The decision to waive a preliminary hearing is much rarer, and the reasons for doing so are more complicated. Absent some compelling reason, it doesn’t make sense to waive the preliminary hearing. The hearing serves as a valuable discovery tool, allowing the defense to learn much about the prosecution’s case well before trial. Since the testimony is recorded, the hearing also allows the defendant to pin the prosecution witnesses down on key issues for possible impeachment at trial.

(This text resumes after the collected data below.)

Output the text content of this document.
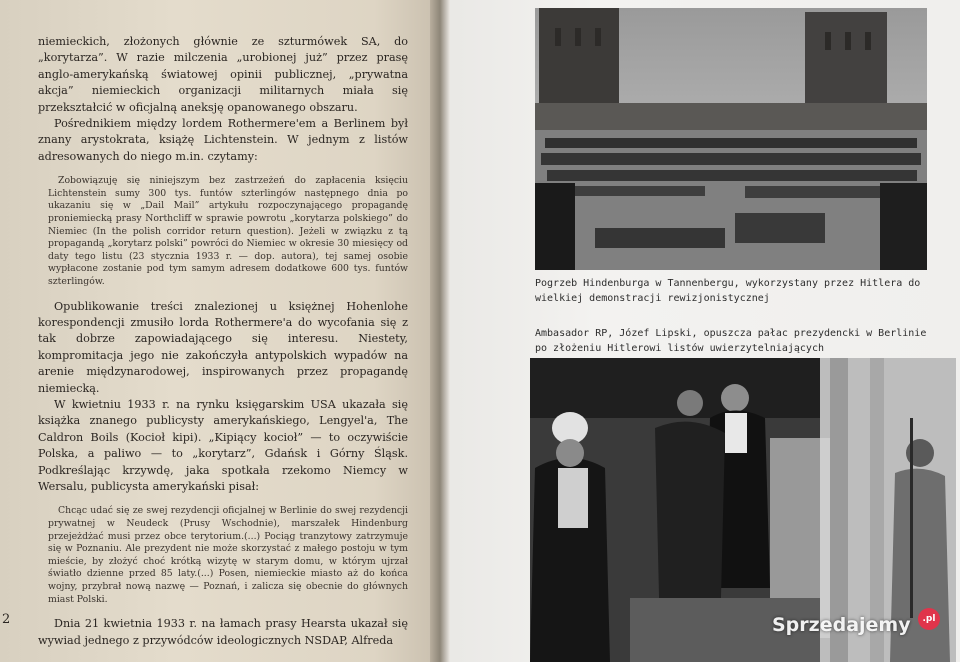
niemieckich, złożonych głównie ze szturmówek SA, do „korytarza”. W razie milczenia „urobionej już” przez prasę anglo-amerykańską światowej opinii publicznej, „prywatna akcja” niemieckich organizacji militarnych miała się przekształcić w oficjalną aneksję opanowanego obszaru.

Pośrednikiem między lordem Rothermere'em a Berlinem był znany arystokrata, książę Lichtenstein. W jednym z listów adresowanych do niego m.in. czytamy:

Zobowiązuję się niniejszym bez zastrzeżeń do zapłacenia księciu Lichtenstein sumy 300 tys. funtów szterlingów następnego dnia po ukazaniu się w „Dail Mail” artykułu rozpoczynającego propagandę proniemiecką prasy Northcliff w sprawie powrotu „korytarza polskiego” do Niemiec (In the polish corridor return question). Jeżeli w związku z tą propagandą „korytarz polski” powróci do Niemiec w okresie 30 miesięcy od daty tego listu (23 stycznia 1933 r. — dop. autora), tej samej osobie wypłacone zostanie pod tym samym adresem dodatkowe 600 tys. funtów szterlingów.

Opublikowanie treści znalezionej u księżnej Hohenlohe korespondencji zmusiło lorda Rothermere'a do wycofania się z tak dobrze zapowiadającego się interesu. Niestety, kompromitacja jego nie zakończyła antypolskich wypadów na arenie międzynarodowej, inspirowanych przez propagandę niemiecką.

W kwietniu 1933 r. na rynku księgarskim USA ukazała się książka znanego publicysty amerykańskiego, Lengyel'a, The Caldron Boils (Kocioł kipi). „Kipiący kocioł” — to oczywiście Polska, a paliwo — to „korytarz”, Gdańsk i Górny Śląsk. Podkreślając krzywdę, jaka spotkała rzekomo Niemcy w Wersalu, publicysta amerykański pisał:

Chcąc udać się ze swej rezydencji oficjalnej w Berlinie do swej rezydencji prywatnej w Neudeck (Prusy Wschodnie), marszałek Hindenburg przejeżdżać musi przez obce terytorium.(...) Pociąg tranzytowy zatrzymuje się w Poznaniu. Ale prezydent nie może skorzystać z małego postoju w tym mieście, by złożyć choć krótką wizytę w starym domu, w którym ujrzał światło dzienne przed 85 laty.(...) Posen, niemieckie miasto aż do końca wojny, przybrał nową nazwę — Poznań, i zalicza się obecnie do głównych miast Polski.

Dnia 21 kwietnia 1933 r. na łamach prasy Hearsta ukazał się wywiad jednego z przywódców ideologicznych NSDAP, Alfreda

2
Pogrzeb Hindenburga w Tannenbergu, wykorzystany przez Hitlera do wielkiej demonstracji rewizjonistycznej
Ambasador RP, Józef Lipski, opuszcza pałac prezydencki w Berlinie po złożeniu Hitlerowi listów uwierzytelniających
Sprzedajemy	.pl
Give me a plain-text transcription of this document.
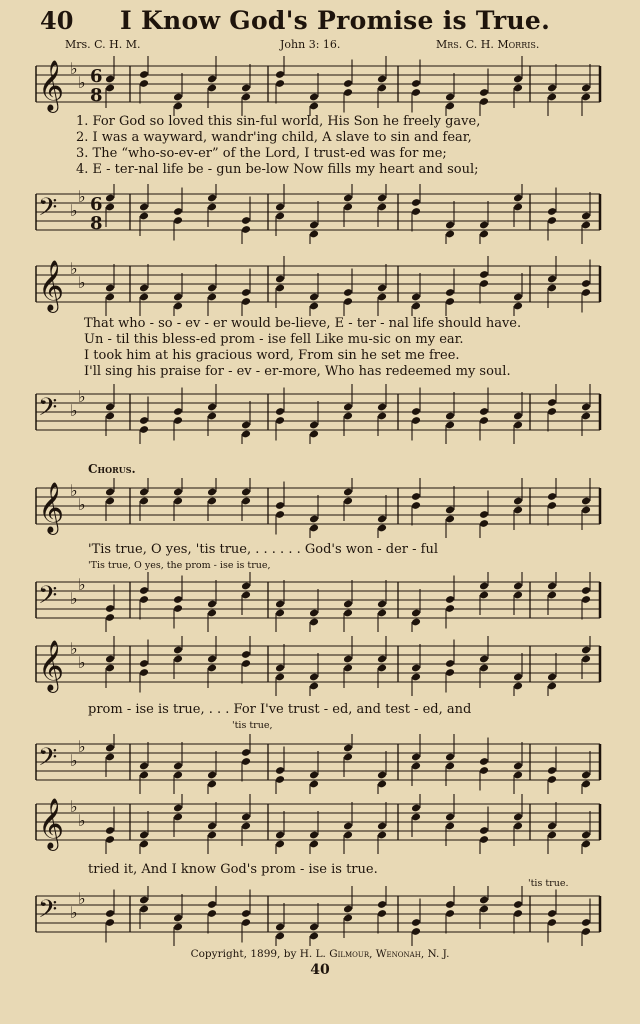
40 I Know God's Promise is True.
Mrs. C. H. M.	John 3: 16.	Mrs. C. H. Morris.
𝄞 ♭
♭ 6
8
1. For God so loved this sin-ful world, His Son he freely gave,
2. I was a wayward, wandr'ing child, A slave to sin and fear,
3. The “who-so-ev-er” of the Lord, I trust-ed was for me;
4. E - ter-nal life be - gun be-low Now fills my heart and soul;
𝄢 ♭
♭ 6
8
𝄞 ♭
♭
That who - so - ev - er would be-lieve, E - ter - nal life should have.
Un - til this bless-ed prom - ise fell Like mu-sic on my ear.
I took him at his gracious word, From sin he set me free.
I'll sing his praise for - ev - er-more, Who has redeemed my soul.
𝄢 ♭
♭
Chorus.
𝄞 ♭
♭
'Tis true, O yes, 'tis true, . . . . . . God's won - der - ful
'Tis true, O yes, the prom - ise is true,
𝄢 ♭
♭
𝄞 ♭
♭
prom - ise is true, . . . For I've trust - ed, and test - ed, and
'tis true,
𝄢 ♭
♭
𝄞 ♭
♭
tried it, And I know God's prom - ise is true.
'tis true.
𝄢 ♭
♭
Copyright, 1899, by H. L. Gilmour, Wenonah, N. J.
40
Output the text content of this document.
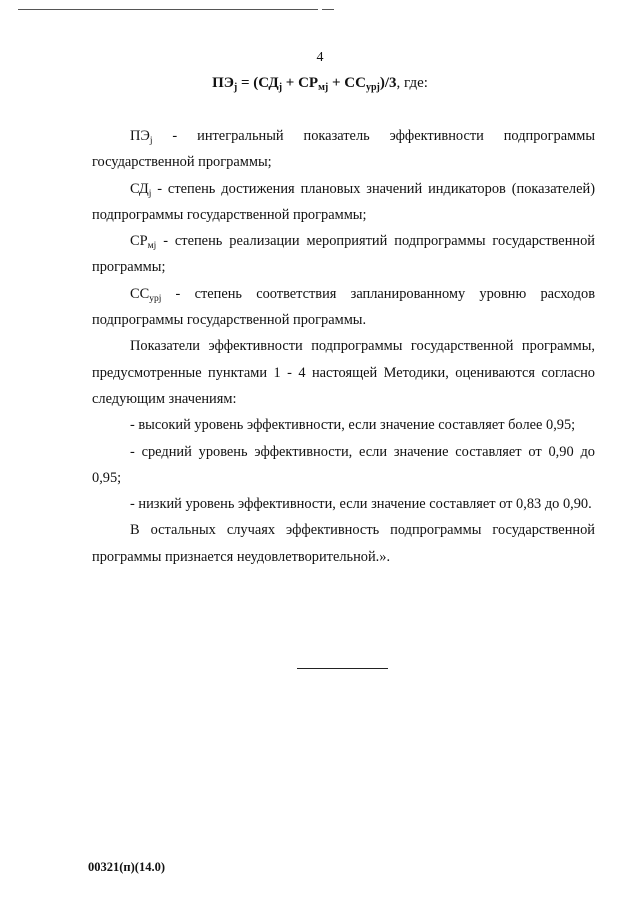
4
$ПЭ_j = (СД_j + СР_{мj} + СС_{урj})/3$, где:

$ПЭ_j$ - интегральный показатель эффективности подпрограммы государственной программы;

$СД_j$ - степень достижения плановых значений индикаторов (показателей) подпрограммы государственной программы;

$СР_{мj}$ - степень реализации мероприятий подпрограммы государственной программы;

$СС_{урj}$ - степень соответствия запланированному уровню расходов подпрограммы государственной программы.

Показатели эффективности подпрограммы государственной программы, предусмотренные пунктами 1 - 4 настоящей Методики, оцениваются согласно следующим значениям:

- высокий уровень эффективности, если значение составляет более 0,95;

- средний уровень эффективности, если значение составляет от 0,90 до 0,95;

- низкий уровень эффективности, если значение составляет от 0,83 до 0,90.

В остальных случаях эффективность подпрограммы государственной программы признается неудовлетворительной.».

00321(п)(14.0)
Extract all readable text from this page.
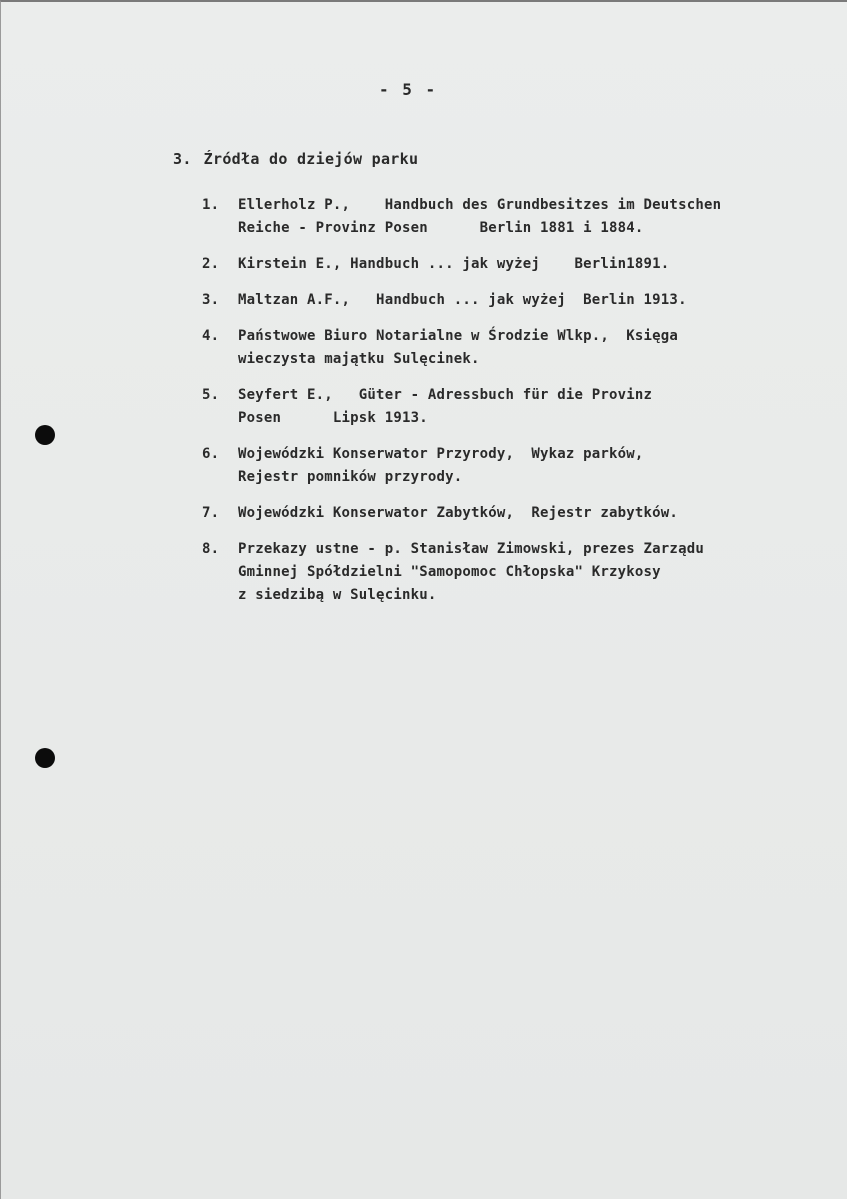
- 5 -
3. Źródła do dziejów parku
1. Ellerholz P.,    Handbuch des Grundbesitzes im Deutschen
Reiche - Provinz Posen      Berlin 1881 i 1884.
2. Kirstein E., Handbuch ... jak wyżej    Berlin1891.
3. Maltzan A.F.,   Handbuch ... jak wyżej  Berlin 1913.
4. Państwowe Biuro Notarialne w Środzie Wlkp.,  Księga
wieczysta majątku Sulęcinek.
5. Seyfert E.,   Güter - Adressbuch für die Provinz
Posen      Lipsk 1913.
6. Wojewódzki Konserwator Przyrody,  Wykaz parków,
Rejestr pomników przyrody.
7. Wojewódzki Konserwator Zabytków,  Rejestr zabytków.
8. Przekazy ustne - p. Stanisław Zimowski, prezes Zarządu
Gminnej Spółdzielni "Samopomoc Chłopska" Krzykosy
z siedzibą w Sulęcinku.
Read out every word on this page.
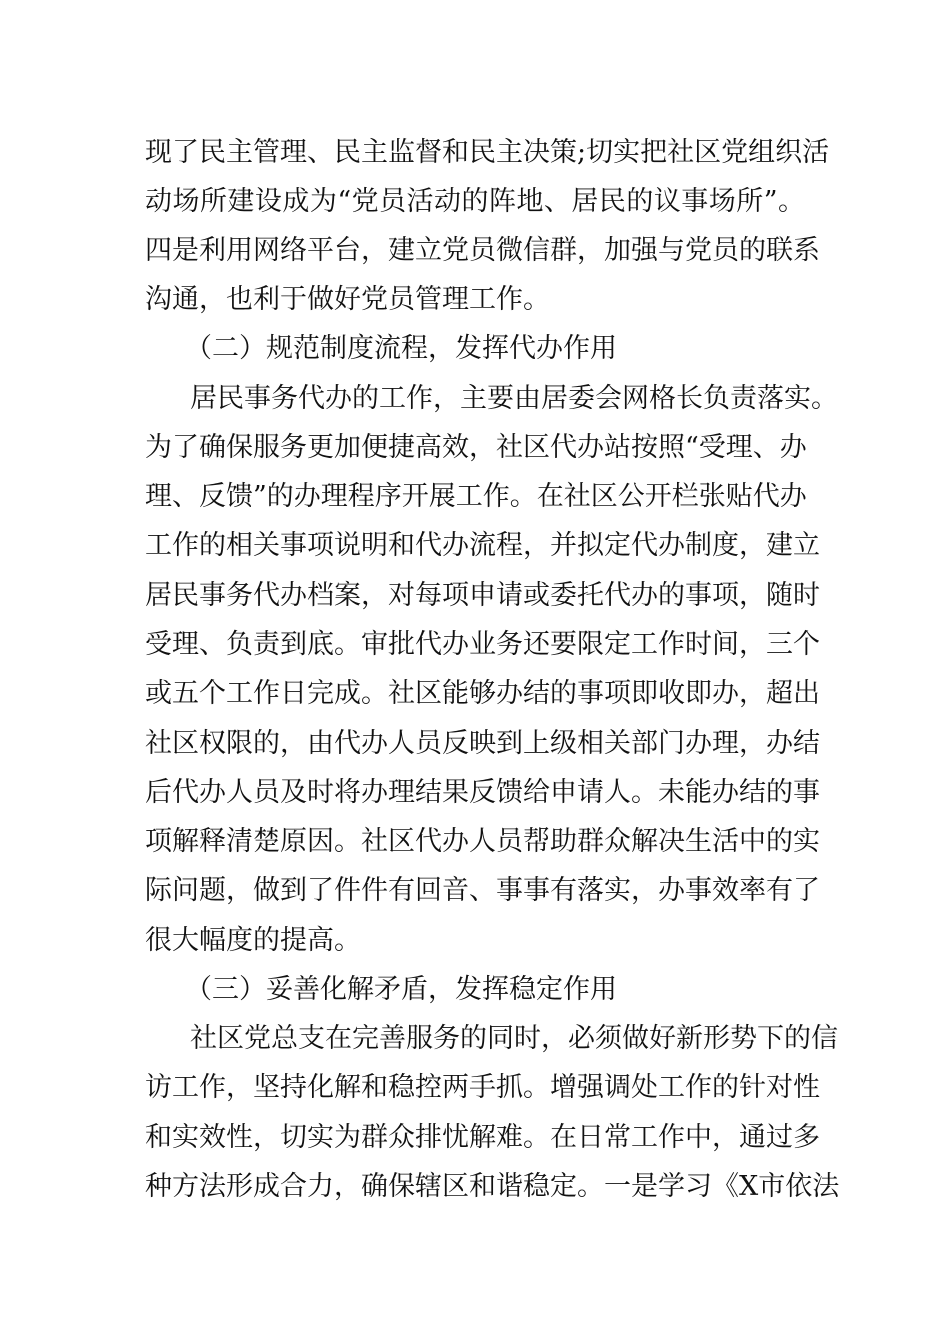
现了民主管理、民主监督和民主决策;切实把社区党组织活
动场所建设成为“党员活动的阵地、居民的议事场所”。
四是利用网络平台，建立党员微信群，加强与党员的联系
沟通，也利于做好党员管理工作。
（二）规范制度流程，发挥代办作用
居民事务代办的工作，主要由居委会网格长负责落实。
为了确保服务更加便捷高效，社区代办站按照“受理、办
理、反馈”的办理程序开展工作。在社区公开栏张贴代办
工作的相关事项说明和代办流程，并拟定代办制度，建立
居民事务代办档案，对每项申请或委托代办的事项，随时
受理、负责到底。审批代办业务还要限定工作时间，三个
或五个工作日完成。社区能够办结的事项即收即办，超出
社区权限的，由代办人员反映到上级相关部门办理，办结
后代办人员及时将办理结果反馈给申请人。未能办结的事
项解释清楚原因。社区代办人员帮助群众解决生活中的实
际问题，做到了件件有回音、事事有落实，办事效率有了
很大幅度的提高。
（三）妥善化解矛盾，发挥稳定作用
社区党总支在完善服务的同时，必须做好新形势下的信
访工作，坚持化解和稳控两手抓。增强调处工作的针对性
和实效性，切实为群众排忧解难。在日常工作中，通过多
种方法形成合力，确保辖区和谐稳定。一是学习《X市依法
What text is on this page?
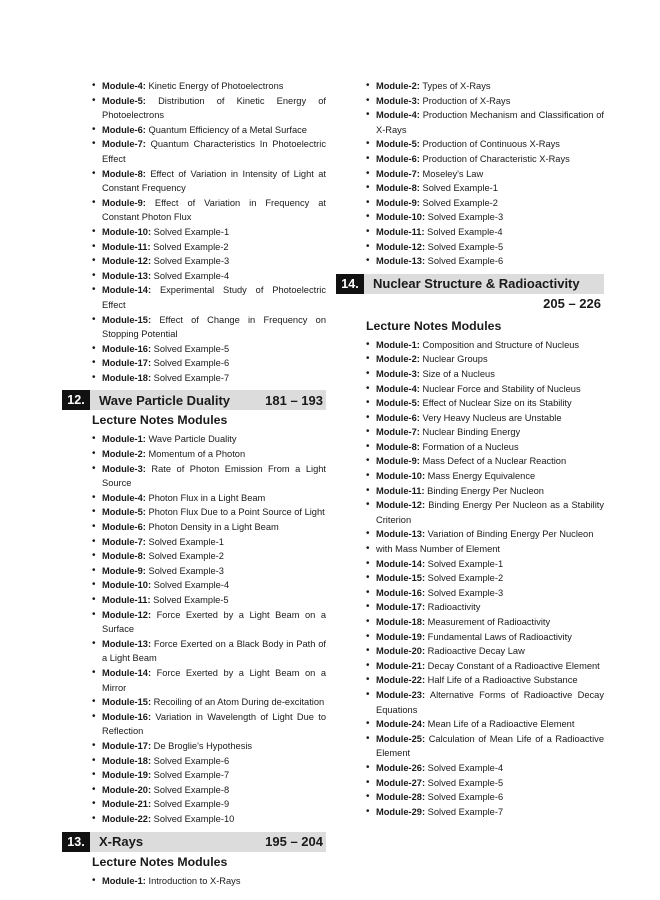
• Module-4: Kinetic Energy of Photoelectrons
• Module-5: Distribution of Kinetic Energy of Photoelectrons
• Module-6: Quantum Efficiency of a Metal Surface
• Module-7: Quantum Characteristics In Photoelectric Effect
• Module-8: Effect of Variation in Intensity of Light at Constant Frequency
• Module-9: Effect of Variation in Frequency at Constant Photon Flux
• Module-10: Solved Example-1
• Module-11: Solved Example-2
• Module-12: Solved Example-3
• Module-13: Solved Example-4
• Module-14: Experimental Study of Photoelectric Effect
• Module-15: Effect of Change in Frequency on Stopping Potential
• Module-16: Solved Example-5
• Module-17: Solved Example-6
• Module-18: Solved Example-7
12.	Wave Particle Duality	181 – 193
Lecture Notes Modules
• Module-1: Wave Particle Duality
• Module-2: Momentum of a Photon
• Module-3: Rate of Photon Emission From a Light Source
• Module-4: Photon Flux in a Light Beam
• Module-5: Photon Flux Due to a Point Source of Light
• Module-6: Photon Density in a Light Beam
• Module-7: Solved Example-1
• Module-8: Solved Example-2
• Module-9: Solved Example-3
• Module-10: Solved Example-4
• Module-11: Solved Example-5
• Module-12: Force Exerted by a Light Beam on a Surface
• Module-13: Force Exerted on a Black Body in Path of a Light Beam
• Module-14: Force Exerted by a Light Beam on a Mirror
• Module-15: Recoiling of an Atom During de-excitation
• Module-16: Variation in Wavelength of Light Due to Reflection
• Module-17: De Broglie's Hypothesis
• Module-18: Solved Example-6
• Module-19: Solved Example-7
• Module-20: Solved Example-8
• Module-21: Solved Example-9
• Module-22: Solved Example-10
13.	X-Rays	195 – 204
Lecture Notes Modules
• Module-1: Introduction to X-Rays
• Module-2: Types of X-Rays
• Module-3: Production of X-Rays
• Module-4: Production Mechanism and Classification of X-Rays
• Module-5: Production of Continuous X-Rays
• Module-6: Production of Characteristic X-Rays
• Module-7: Moseley's Law
• Module-8: Solved Example-1
• Module-9: Solved Example-2
• Module-10: Solved Example-3
• Module-11: Solved Example-4
• Module-12: Solved Example-5
• Module-13: Solved Example-6
14.	Nuclear Structure & Radioactivity
205 – 226
Lecture Notes Modules
• Module-1: Composition and Structure of Nucleus
• Module-2: Nuclear Groups
• Module-3: Size of a Nucleus
• Module-4: Nuclear Force and Stability of Nucleus
• Module-5: Effect of Nuclear Size on its Stability
• Module-6: Very Heavy Nucleus are Unstable
• Module-7: Nuclear Binding Energy
• Module-8: Formation of a Nucleus
• Module-9: Mass Defect of a Nuclear Reaction
• Module-10: Mass Energy Equivalence
• Module-11: Binding Energy Per Nucleon
• Module-12: Binding Energy Per Nucleon as a Stability Criterion
• Module-13: Variation of Binding Energy Per Nucleon
• with Mass Number of Element
• Module-14: Solved Example-1
• Module-15: Solved Example-2
• Module-16: Solved Example-3
• Module-17: Radioactivity
• Module-18: Measurement of Radioactivity
• Module-19: Fundamental Laws of Radioactivity
• Module-20: Radioactive Decay Law
• Module-21: Decay Constant of a Radioactive Element
• Module-22: Half Life of a Radioactive Substance
• Module-23: Alternative Forms of Radioactive Decay Equations
• Module-24: Mean Life of a Radioactive Element
• Module-25: Calculation of Mean Life of a Radioactive Element
• Module-26: Solved Example-4
• Module-27: Solved Example-5
• Module-28: Solved Example-6
• Module-29: Solved Example-7
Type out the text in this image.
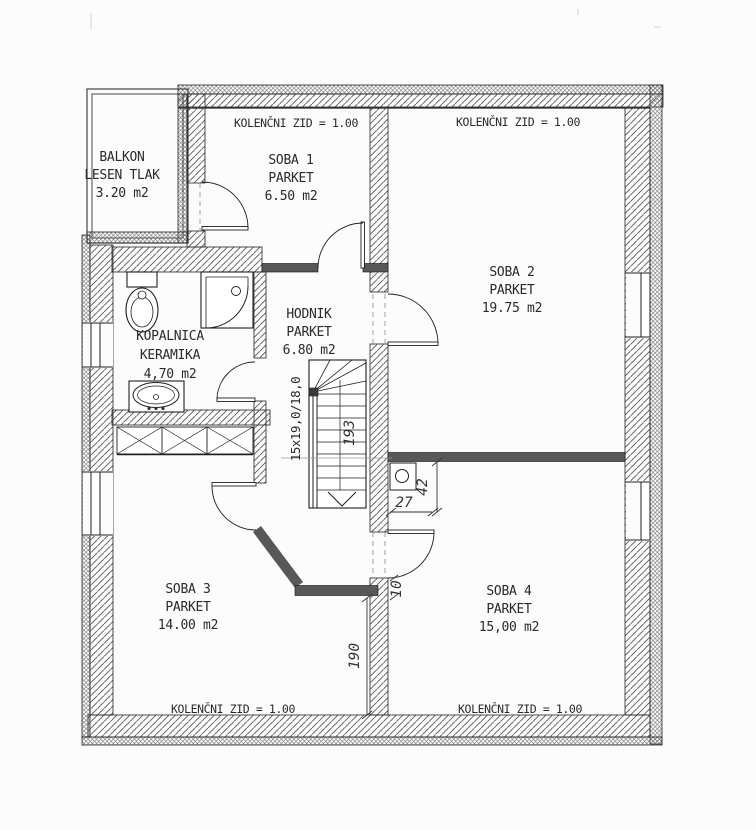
KOLENČNI ZID = 1.00	KOLENČNI ZID = 1.00
KOLENČNI ZID = 1.00	KOLENČNI ZID = 1.00
BALKON
LESEN TLAK
3.20 m2
SOBA 1
PARKET
6.50 m2
SOBA 2
PARKET
19.75 m2
KOPALNICA
KERAMIKA
4,70 m2
HODNIK
PARKET
6.80 m2
SOBA 3
PARKET
14.00 m2
SOBA 4
PARKET
15,00 m2
15x19,0/18,0	193
42
27
10
190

As a result, I have rarely waived a preliminary hearing on behalf of a client. In the cases in which I have, it usually had something to do with a package plea bargain in which the defendant was combining a number of open cases into one deal. Some cases were further along in the process than others, and the waiver was done to facilitate the deal. The discovery and impeachment objectives are not as important if the defendant is not planning to contest the charges at trial. And the court will make sure that the waiver is knowing, intelligent and voluntary on the part of the defendant.

JW June 22, 2010 at 11:14 am

Jamison,
Thanks for the response. I’ve been doing a lot of reading lately about a certain kind of charge, and from what I get from the news stories, it goes something like this “Defendant So-and-so, represented by Public Defender Donkeylips, appeared in front of Judge Whatsherface and waived So-and-so’s preliminary hearing. Trial is set for two months from now.”
Then, about a month later, this headline “So-and-so Pleas to Criminal Charges” and I was left wondering … what happened to the trial? Makes a lot more sense now. Thanks!

[MB] February 12, 2011 at 10:34 am

Hi my name is [deleted], I live in DC and I have been summoned to court for a false accident report however, the report I received from the officer was a property report. I mad the claim on the street of the accident. I wantet to know what is your advice for me? Please let me know

Thank You

[MB] February 12, 2011 at 10:37 am

I also wanted to know – how long does this last? will the court make a decision quickly? will I go to jail or will it be dropped? I am only 24yrs old, never done anything legally wrong and I work as a contractor for the goverment and I really am not trying to messs up my job since its essentially only income in my house

jamison February 13, 2011 at 8:16 am

MB:

Unfortunately, I have no idea as to the facts of your case. Nor can I provide specific legal advice over the Internet. Since you should be careful about posting details of your case on a public forum such as this one, I have also deleted your name and identifying information. Talk to your lawyer. He or she will lay out the post-arraignment process for you. Best wishes on your case.